Assumptions can ruin relationships. When you assume or say to yourself that you “think” that you have an answer that you don’t have, you inevitably will fill in blanks with negative things. You may draw conclusions without any legitimate proof, which will create resentment towards your partner. There is a simple solution to this, which can prevent serious long-term consequences. If you say something, or ask about what you are concerned about, you will prevent yourself from getting upset without facts. You will also prevent having your partner become the scapegoat for what is going on in your own mind. As a result, you will be taking full responsibility for your emotions, and your thoughts, which can promote intimacy, closeness, and negotiation, rather than resentment.
Therefore, when you catch yourself filling in spaces of missing information from your partner, say something about it. Don’t fall into the trap of sitting silently and making assumptions. This proactive strategy gives you information, which will prevent you from taking your frustration out on your partner.
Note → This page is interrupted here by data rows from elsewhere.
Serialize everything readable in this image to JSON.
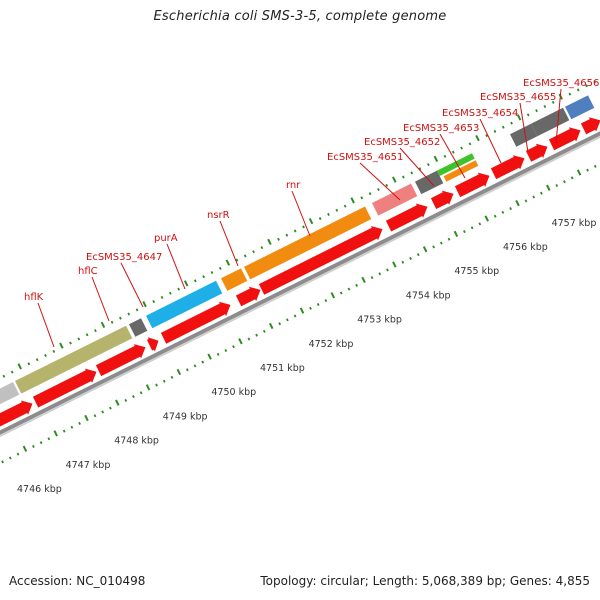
{
  "title": "Escherichia coli SMS-3-5, complete genome",
  "footer": {
    "accession": "Accession: NC_010498",
    "summary": "Topology: circular; Length: 5,068,389 bp; Genes: 4,855"
  },
  "colors": {
    "cds": "#f01010",
    "label": "#d01010",
    "backbone": "#8c8c8c",
    "tick": "#2e8b1f",
    "gray": "#c0c0c0",
    "olive": "#b6b46c",
    "darkgray": "#686868",
    "cyan": "#1eaee8",
    "orange": "#f28c10",
    "pink": "#ef8080",
    "green": "#3ec42a",
    "blue": "#4f7fbf"
  },
  "scale_unit": "kbp",
  "scale_ticks": [
    "4746 kbp",
    "4747 kbp",
    "4748 kbp",
    "4749 kbp",
    "4750 kbp",
    "4751 kbp",
    "4752 kbp",
    "4753 kbp",
    "4754 kbp",
    "4755 kbp",
    "4756 kbp",
    "4757 kbp"
  ],
  "gene_labels": [
    "hflK",
    "hflC",
    "EcSMS35_4647",
    "purA",
    "nsrR",
    "rnr",
    "EcSMS35_4651",
    "EcSMS35_4652",
    "EcSMS35_4653",
    "EcSMS35_4654",
    "EcSMS35_4655",
    "EcSMS35_4656"
  ]
}
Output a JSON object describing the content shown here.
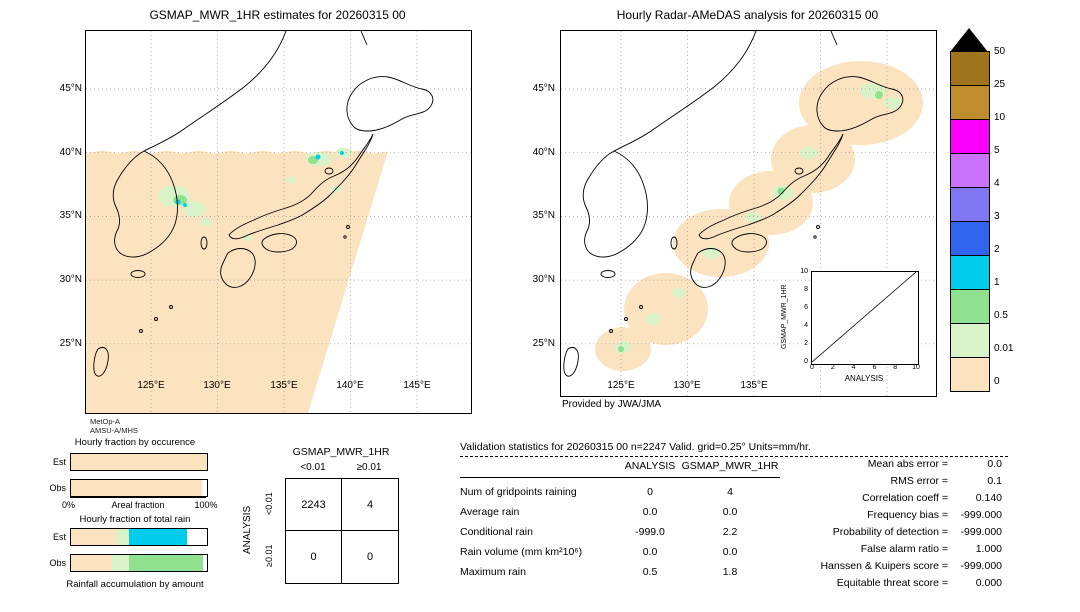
{
  "palette": {
    "peach": "#fce3c0",
    "pale_green": "#d9f2c7",
    "light_green": "#8fe18f",
    "cyan": "#00cdec",
    "white": "#ffffff"
  },
  "left_map": {
    "title": "GSMAP_MWR_1HR estimates for 20260315 00",
    "lat_labels": [
      "45°N",
      "40°N",
      "35°N",
      "30°N",
      "25°N"
    ],
    "lon_labels": [
      "125°E",
      "130°E",
      "135°E",
      "140°E",
      "145°E"
    ]
  },
  "right_map": {
    "title": "Hourly Radar-AMeDAS analysis for 20260315 00",
    "lat_labels": [
      "45°N",
      "40°N",
      "35°N",
      "30°N",
      "25°N"
    ],
    "lon_labels": [
      "125°E",
      "130°E",
      "135°E"
    ],
    "credit": "Provided by JWA/JMA",
    "inset": {
      "ylabel": "GSMAP_MWR_1HR",
      "xlabel": "ANALYSIS",
      "x_ticks": [
        "0",
        "2",
        "4",
        "6",
        "8",
        "10"
      ],
      "y_ticks": [
        "10",
        "8",
        "6",
        "4",
        "2",
        "0"
      ]
    }
  },
  "colorbar": {
    "labels_top_to_bottom": [
      "50",
      "25",
      "10",
      "5",
      "4",
      "3",
      "2",
      "1",
      "0.5",
      "0.01",
      "0"
    ],
    "cell_colors_top_to_bottom": [
      "#a0741c",
      "#bf8d2e",
      "#fa00fa",
      "#c873fa",
      "#8277f2",
      "#2e64ee",
      "#00cdec",
      "#8fe18f",
      "#d9f2c7",
      "#fce3c0"
    ]
  },
  "fraction_charts": {
    "satellite": "MetOp-A",
    "sensor": "AMSU-A/MHS",
    "occurrence_title": "Hourly fraction by occurence",
    "total_title": "Hourly fraction of total rain",
    "footer_label": "Rainfall accumulation by amount",
    "row_labels": [
      "Est",
      "Obs"
    ],
    "axis": {
      "min": "0%",
      "label": "Areal fraction",
      "max": "100%"
    },
    "occurrence_bars": {
      "est": [
        {
          "color": "#fce3c0",
          "pct": 100
        }
      ],
      "obs": [
        {
          "color": "#fce3c0",
          "pct": 96
        },
        {
          "color": "#ffffff",
          "pct": 4
        }
      ]
    },
    "total_bars": {
      "est": [
        {
          "color": "#fce3c0",
          "pct": 33
        },
        {
          "color": "#d9f2c7",
          "pct": 10
        },
        {
          "color": "#00cdec",
          "pct": 42
        },
        {
          "color": "#ffffff",
          "pct": 15
        }
      ],
      "obs": [
        {
          "color": "#fce3c0",
          "pct": 30
        },
        {
          "color": "#d9f2c7",
          "pct": 13
        },
        {
          "color": "#8fe18f",
          "pct": 54
        },
        {
          "color": "#ffffff",
          "pct": 3
        }
      ]
    }
  },
  "contingency": {
    "title": "GSMAP_MWR_1HR",
    "col_labels": [
      "<0.01",
      "≥0.01"
    ],
    "row_axis": "ANALYSIS",
    "row_labels": [
      "<0.01",
      "≥0.01"
    ],
    "cells": [
      [
        "2243",
        "4"
      ],
      [
        "0",
        "0"
      ]
    ]
  },
  "stats": {
    "title": "Validation statistics for 20260315 00 n=2247 Valid. grid=0.25° Units=mm/hr.",
    "col_headers": [
      "ANALYSIS",
      "GSMAP_MWR_1HR"
    ],
    "rows": [
      {
        "label": "Num of gridpoints raining",
        "analysis": "0",
        "gsmap": "4"
      },
      {
        "label": "Average rain",
        "analysis": "0.0",
        "gsmap": "0.0"
      },
      {
        "label": "Conditional rain",
        "analysis": "-999.0",
        "gsmap": "2.2"
      },
      {
        "label": "Rain volume (mm km²10⁶)",
        "analysis": "0.0",
        "gsmap": "0.0"
      },
      {
        "label": "Maximum rain",
        "analysis": "0.5",
        "gsmap": "1.8"
      }
    ],
    "extra": [
      {
        "label": "Mean abs error",
        "value": "0.0"
      },
      {
        "label": "RMS error",
        "value": "0.1"
      },
      {
        "label": "Correlation coeff",
        "value": "0.140"
      },
      {
        "label": "Frequency bias",
        "value": "-999.000"
      },
      {
        "label": "Probability of detection",
        "value": "-999.000"
      },
      {
        "label": "False alarm ratio",
        "value": "1.000"
      },
      {
        "label": "Hanssen & Kuipers score",
        "value": "-999.000"
      },
      {
        "label": "Equitable threat score",
        "value": "0.000"
      }
    ]
  },
  "chart_data": [
    {
      "type": "heatmap",
      "title": "GSMAP_MWR_1HR estimates for 20260315 00",
      "x_ticks": [
        "125°E",
        "130°E",
        "135°E",
        "140°E",
        "145°E"
      ],
      "y_ticks": [
        "45°N",
        "40°N",
        "35°N",
        "30°N",
        "25°N"
      ],
      "units": "mm/hr",
      "description": "Satellite swath south of 40°N shaded 0-0.01 mm/hr with scattered cells 0.01-2 mm/hr near Korea and western Japan"
    },
    {
      "type": "heatmap",
      "title": "Hourly Radar-AMeDAS analysis for 20260315 00",
      "x_ticks": [
        "125°E",
        "130°E",
        "135°E"
      ],
      "y_ticks": [
        "45°N",
        "40°N",
        "35°N",
        "30°N",
        "25°N"
      ],
      "units": "mm/hr",
      "description": "Radar coverage along the Japanese archipelago shaded 0-0.01 mm/hr with scattered cells 0.01-1 mm/hr"
    },
    {
      "type": "scatter",
      "title": "GSMAP_MWR_1HR vs ANALYSIS inset",
      "xlabel": "ANALYSIS",
      "ylabel": "GSMAP_MWR_1HR",
      "xlim": [
        0,
        10
      ],
      "ylim": [
        0,
        10
      ],
      "points": [],
      "reference_line": "y = x"
    },
    {
      "type": "bar",
      "title": "Hourly fraction by occurence",
      "categories": [
        "Est",
        "Obs"
      ],
      "series": [
        {
          "name": "0-0.01 mm/hr",
          "values": [
            100,
            96
          ]
        }
      ],
      "xlabel": "Areal fraction",
      "xlim": [
        0,
        100
      ]
    },
    {
      "type": "bar",
      "title": "Hourly fraction of total rain",
      "categories": [
        "Est",
        "Obs"
      ],
      "series": [
        {
          "name": "0-0.01 mm/hr",
          "values": [
            33,
            30
          ]
        },
        {
          "name": "0.01-0.5 mm/hr",
          "values": [
            10,
            13
          ]
        },
        {
          "name": "1-2 mm/hr",
          "values": [
            42,
            0
          ]
        },
        {
          "name": "0.5-1 mm/hr",
          "values": [
            0,
            54
          ]
        }
      ],
      "footer": "Rainfall accumulation by amount"
    },
    {
      "type": "table",
      "title": "GSMAP_MWR_1HR vs ANALYSIS contingency",
      "columns": [
        "<0.01",
        "≥0.01"
      ],
      "rows": [
        [
          "2243",
          "4"
        ],
        [
          "0",
          "0"
        ]
      ]
    },
    {
      "type": "table",
      "title": "Validation statistics for 20260315 00 n=2247 Valid. grid=0.25° Units=mm/hr.",
      "columns": [
        "",
        "ANALYSIS",
        "GSMAP_MWR_1HR"
      ],
      "rows": [
        [
          "Num of gridpoints raining",
          "0",
          "4"
        ],
        [
          "Average rain",
          "0.0",
          "0.0"
        ],
        [
          "Conditional rain",
          "-999.0",
          "2.2"
        ],
        [
          "Rain volume (mm km²10⁶)",
          "0.0",
          "0.0"
        ],
        [
          "Maximum rain",
          "0.5",
          "1.8"
        ]
      ]
    },
    {
      "type": "table",
      "title": "Summary scores",
      "rows": [
        [
          "Mean abs error",
          "0.0"
        ],
        [
          "RMS error",
          "0.1"
        ],
        [
          "Correlation coeff",
          "0.140"
        ],
        [
          "Frequency bias",
          "-999.000"
        ],
        [
          "Probability of detection",
          "-999.000"
        ],
        [
          "False alarm ratio",
          "1.000"
        ],
        [
          "Hanssen & Kuipers score",
          "-999.000"
        ],
        [
          "Equitable threat score",
          "0.000"
        ]
      ]
    },
    {
      "type": "colorbar",
      "units": "mm/hr",
      "levels": [
        "0",
        "0.01",
        "0.5",
        "1",
        "2",
        "3",
        "4",
        "5",
        "10",
        "25",
        "50"
      ]
    }
  ]
}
Being reactive is an easy trap to fall into. It’s much less complicated to mindlessly get caught up in what you don’t know, rather than to make sense of what you do know. If you are someone who finds yourself guilty of this, the chance of improvement for your relationship is largely influenced on whether or not you change your patterns. This will give you important information about what you are wondering about. Only then will you have something legitimate to work with. You’ll have facts, and not just superimposed assumptions.